Voodoo? (WtiND Swahili)
So again, for so many years, the world waited for a global outbreak. The reason it did not come is that Africa is culturally, sexually different. Epstein strongly argues that because of weak economies and different cultural background many (not all) young men and women pursue multiple concurrent relationships. Note this does not mean more partners in a lifetime, just that instead of it being a scandal to have more than one boyfriend or girlfriend it is tolerated on either sides as long as transactional signals are lovingly affected. It is not best compared with prostitution but does obviously run counter to Western (and Eastern) norms. The reality of multiple partners in both genders creates a natural environment for HIV and AIDS to spread based on its somewhat unique epidemiology. In this environment all of the individuals are connected in a network of concurrent long-term sexual relationships.
A single HIV encounter is highly unlikely to precipitate the disease but the connection to all the other routine husband-and-wife and extended girlfriend-boyfriend interactions approach certain transmission to all parties without reliable condom use within most pairs. Studies cited show HIV spreads at much higher rates, perhaps 1000% greater than average, during the first months because the immune system is yet to respond. This is perhaps a side note if you don’t notice this multiple concurrent relationship wrinkle.
Answers to our HIV questions from training were laid out with scientific thrift. Giving away free condoms makes people utterly devalue them. Concurrent relationships are at the heart of the disease in Africa. As biased PCVs we need to stay away from going the liberal, condom advocacy path to balance the perceived faith-based PEPFAR abstinence campaigns, all missing the resonance of teaching faithfulness. Rote teaching young students even more statistics and transmission details that they can already impressively rattle off is ineffective. Life skills lessons are important but still don’t inherently get at the root cure. When multiple concurrent relationships are status-quo they need to be explicitly addressed with explanation of their dangers. We can’t keep ignoring what has not worked for twenty years. Even HIV tests are relatively impotent when the first months, when it is still undetectable, are the most crucial in the spread and male-circumcision has its own problems, also addressed.

(Photo attrib)
The dawa we need to introduce is a focus on faithfulness to a few partners. The valorous abstinence and the phallic shaped condom are powerful symbols, like those roots, but distract us from the real, root cure.

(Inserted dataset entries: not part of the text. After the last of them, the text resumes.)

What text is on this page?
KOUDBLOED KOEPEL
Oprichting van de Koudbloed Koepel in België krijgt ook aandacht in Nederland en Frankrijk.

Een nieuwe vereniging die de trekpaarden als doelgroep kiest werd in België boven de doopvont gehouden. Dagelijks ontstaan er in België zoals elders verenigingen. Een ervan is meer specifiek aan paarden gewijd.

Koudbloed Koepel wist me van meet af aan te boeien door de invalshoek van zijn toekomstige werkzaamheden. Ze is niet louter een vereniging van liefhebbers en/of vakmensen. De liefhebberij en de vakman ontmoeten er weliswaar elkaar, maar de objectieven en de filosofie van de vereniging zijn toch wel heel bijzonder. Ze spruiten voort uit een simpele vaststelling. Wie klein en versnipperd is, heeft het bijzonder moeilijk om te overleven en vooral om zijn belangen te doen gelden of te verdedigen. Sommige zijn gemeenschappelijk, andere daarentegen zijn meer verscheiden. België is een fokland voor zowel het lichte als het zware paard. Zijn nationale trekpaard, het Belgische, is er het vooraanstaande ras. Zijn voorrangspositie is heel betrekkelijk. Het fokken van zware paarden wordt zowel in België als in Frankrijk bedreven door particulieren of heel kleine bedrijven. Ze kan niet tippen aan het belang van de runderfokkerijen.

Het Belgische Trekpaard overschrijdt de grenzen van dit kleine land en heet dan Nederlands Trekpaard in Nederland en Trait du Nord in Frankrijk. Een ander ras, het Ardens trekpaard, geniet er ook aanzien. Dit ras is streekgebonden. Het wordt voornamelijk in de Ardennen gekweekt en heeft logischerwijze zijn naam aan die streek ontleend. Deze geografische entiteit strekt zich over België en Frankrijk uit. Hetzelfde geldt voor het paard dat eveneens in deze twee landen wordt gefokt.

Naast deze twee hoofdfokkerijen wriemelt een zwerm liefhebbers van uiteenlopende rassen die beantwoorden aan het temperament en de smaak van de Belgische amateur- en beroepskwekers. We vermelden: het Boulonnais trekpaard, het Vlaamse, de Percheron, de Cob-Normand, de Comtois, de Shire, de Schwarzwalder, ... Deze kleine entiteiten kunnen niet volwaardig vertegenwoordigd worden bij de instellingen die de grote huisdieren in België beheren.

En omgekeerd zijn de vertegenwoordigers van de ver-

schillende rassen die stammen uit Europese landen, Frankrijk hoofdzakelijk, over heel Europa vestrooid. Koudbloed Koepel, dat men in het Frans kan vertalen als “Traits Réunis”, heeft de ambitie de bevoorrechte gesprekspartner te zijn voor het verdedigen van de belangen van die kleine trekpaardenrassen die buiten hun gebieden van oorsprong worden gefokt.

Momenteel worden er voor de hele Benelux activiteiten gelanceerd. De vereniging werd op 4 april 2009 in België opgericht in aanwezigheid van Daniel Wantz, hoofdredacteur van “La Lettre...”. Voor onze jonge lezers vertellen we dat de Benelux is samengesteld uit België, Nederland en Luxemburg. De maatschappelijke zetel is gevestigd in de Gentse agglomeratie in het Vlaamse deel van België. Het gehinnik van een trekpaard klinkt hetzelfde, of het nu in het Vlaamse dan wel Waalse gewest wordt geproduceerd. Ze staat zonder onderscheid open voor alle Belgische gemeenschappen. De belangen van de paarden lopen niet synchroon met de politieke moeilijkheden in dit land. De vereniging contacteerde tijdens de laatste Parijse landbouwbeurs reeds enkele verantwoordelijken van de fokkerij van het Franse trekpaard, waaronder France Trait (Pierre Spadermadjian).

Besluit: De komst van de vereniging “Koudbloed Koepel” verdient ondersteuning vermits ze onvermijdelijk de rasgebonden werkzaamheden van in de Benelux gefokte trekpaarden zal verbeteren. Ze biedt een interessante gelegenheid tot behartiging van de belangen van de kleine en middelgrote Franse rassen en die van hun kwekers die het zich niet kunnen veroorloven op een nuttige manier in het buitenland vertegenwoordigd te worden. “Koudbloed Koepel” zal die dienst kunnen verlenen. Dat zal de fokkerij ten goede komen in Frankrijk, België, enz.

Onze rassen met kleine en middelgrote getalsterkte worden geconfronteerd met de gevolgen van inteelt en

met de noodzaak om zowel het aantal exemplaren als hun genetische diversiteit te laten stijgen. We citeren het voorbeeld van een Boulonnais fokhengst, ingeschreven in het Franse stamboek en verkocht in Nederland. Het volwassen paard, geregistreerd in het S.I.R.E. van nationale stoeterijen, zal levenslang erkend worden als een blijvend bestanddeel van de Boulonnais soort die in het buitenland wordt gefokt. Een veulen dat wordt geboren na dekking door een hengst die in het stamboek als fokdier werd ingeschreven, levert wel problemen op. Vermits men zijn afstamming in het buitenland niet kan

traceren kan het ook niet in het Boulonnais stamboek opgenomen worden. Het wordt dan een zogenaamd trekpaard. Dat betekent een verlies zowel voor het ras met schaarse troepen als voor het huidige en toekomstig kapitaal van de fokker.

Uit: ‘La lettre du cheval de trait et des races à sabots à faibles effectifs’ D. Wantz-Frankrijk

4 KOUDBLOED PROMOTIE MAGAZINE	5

Today, Uganda is trying to return to its strategy as it has strayed since 2000 toward focusing on abstinence with devastatingly few successes. Malaria is now being dealt with by the recently renewed PEPFAR (and related projects). Also notable: Very recently, researchers discovered a non-dominant but significant genetic problem that arose for Malaria resistance hundreds of years ago which accounts for approximately 11% of the total HIV infected population.